И сердцем почуял, что запрятан он неподалёку, здесь где-то обретается и связан непременно с этой вот кузней и теми двумя тучными рабами.
После сытного ужина постелили им отдельно (так Ждана приказала): Ярилу - в сенях, Погляду - в низкой пристройке, что примыкала к кузнице; несмотря на позднее время, оттуда ещё доносился перестук молотков по наковальне и слышались тугие всхлипывания кожаных мехов, раздувающих пламя в горне. При сих так хорошо знакомых звуках, которыми всегда наполнена любая кузня, у Погляда скучающе зачесались руки: "А пойду взгляну на работу знаменитых роденских мастеров, может быть, что и узнаю. Прогонят - уйду... Не ударят же..." - решил кузнец с засеки.
Пройдя немного, услышал за собой чьи-то крадущиеся шаги, остановился. И шедшего сзади тоже не слышно стало. Погляд юркнул за дерево, увидел при свете месяца, как за угол пристройки метнулась чья-то тень; в два прыжка очутился в том месте и схватил за плечи хилого мужичонку, у которого они спрашивали об имени хозяйки. Тот хотел было закричать, но ладонь Погляда широко легла на рот соглядатая и сильно сжала его губы.
- Молчи, а не то придушу! - со злостью проговорил кузнец.
Оказалось, что велено было мужичонке следить за Поглядом, если тот вдруг задумает перед сном куда-то пойти. Он и стал следить, тем более что гость направился к кузнице.
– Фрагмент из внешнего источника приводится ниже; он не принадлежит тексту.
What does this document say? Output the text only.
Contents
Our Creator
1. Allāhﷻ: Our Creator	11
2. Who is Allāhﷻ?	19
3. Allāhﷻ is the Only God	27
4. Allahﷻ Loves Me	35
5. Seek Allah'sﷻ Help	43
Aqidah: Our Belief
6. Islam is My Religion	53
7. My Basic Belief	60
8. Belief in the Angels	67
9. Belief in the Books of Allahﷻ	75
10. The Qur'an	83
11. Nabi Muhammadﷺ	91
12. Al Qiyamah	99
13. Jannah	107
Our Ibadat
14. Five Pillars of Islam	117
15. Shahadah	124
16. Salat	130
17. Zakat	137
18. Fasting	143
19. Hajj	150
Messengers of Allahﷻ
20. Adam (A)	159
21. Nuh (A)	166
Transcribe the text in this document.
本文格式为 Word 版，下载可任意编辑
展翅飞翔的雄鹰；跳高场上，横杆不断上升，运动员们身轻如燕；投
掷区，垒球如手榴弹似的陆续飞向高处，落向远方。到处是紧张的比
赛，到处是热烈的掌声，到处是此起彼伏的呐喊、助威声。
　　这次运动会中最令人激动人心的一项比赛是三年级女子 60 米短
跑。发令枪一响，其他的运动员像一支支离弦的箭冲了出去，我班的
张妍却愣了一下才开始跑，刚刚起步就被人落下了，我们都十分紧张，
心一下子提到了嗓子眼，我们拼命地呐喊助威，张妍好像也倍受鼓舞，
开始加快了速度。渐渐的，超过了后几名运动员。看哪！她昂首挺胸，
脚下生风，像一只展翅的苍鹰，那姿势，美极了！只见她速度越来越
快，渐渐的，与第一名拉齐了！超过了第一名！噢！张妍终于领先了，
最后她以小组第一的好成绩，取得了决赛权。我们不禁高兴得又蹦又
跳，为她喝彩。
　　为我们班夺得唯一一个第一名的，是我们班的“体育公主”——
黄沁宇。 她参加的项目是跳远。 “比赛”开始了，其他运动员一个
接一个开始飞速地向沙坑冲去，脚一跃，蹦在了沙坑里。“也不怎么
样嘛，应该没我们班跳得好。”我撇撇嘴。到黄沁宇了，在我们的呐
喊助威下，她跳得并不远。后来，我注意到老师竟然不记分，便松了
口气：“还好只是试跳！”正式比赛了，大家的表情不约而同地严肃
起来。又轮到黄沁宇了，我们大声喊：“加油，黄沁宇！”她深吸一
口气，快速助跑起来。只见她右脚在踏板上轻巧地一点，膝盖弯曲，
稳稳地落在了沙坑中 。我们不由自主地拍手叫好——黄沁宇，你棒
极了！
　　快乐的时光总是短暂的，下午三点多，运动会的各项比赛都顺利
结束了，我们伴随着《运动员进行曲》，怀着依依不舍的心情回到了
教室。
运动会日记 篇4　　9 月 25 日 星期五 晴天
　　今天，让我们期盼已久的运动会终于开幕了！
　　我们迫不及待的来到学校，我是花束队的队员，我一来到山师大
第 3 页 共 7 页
- А почему же "тем более"?.. - строго вопросил Погляд. - Уж не связано ли это с тайной ковки оружия?.. Говори!
- Не ведаю я, о какой тайне ты говоришь. Отпусти... Если закричу, в первую очередь схватят твоего дружка, который сейчас в спальне хозяйки находится, а опосля и тебя.
- Знай, прежде чем схватят, ты под мои ноги со сломанным хребтом свалишься.
- Руки у тебя и впрямь, как у кузнеца.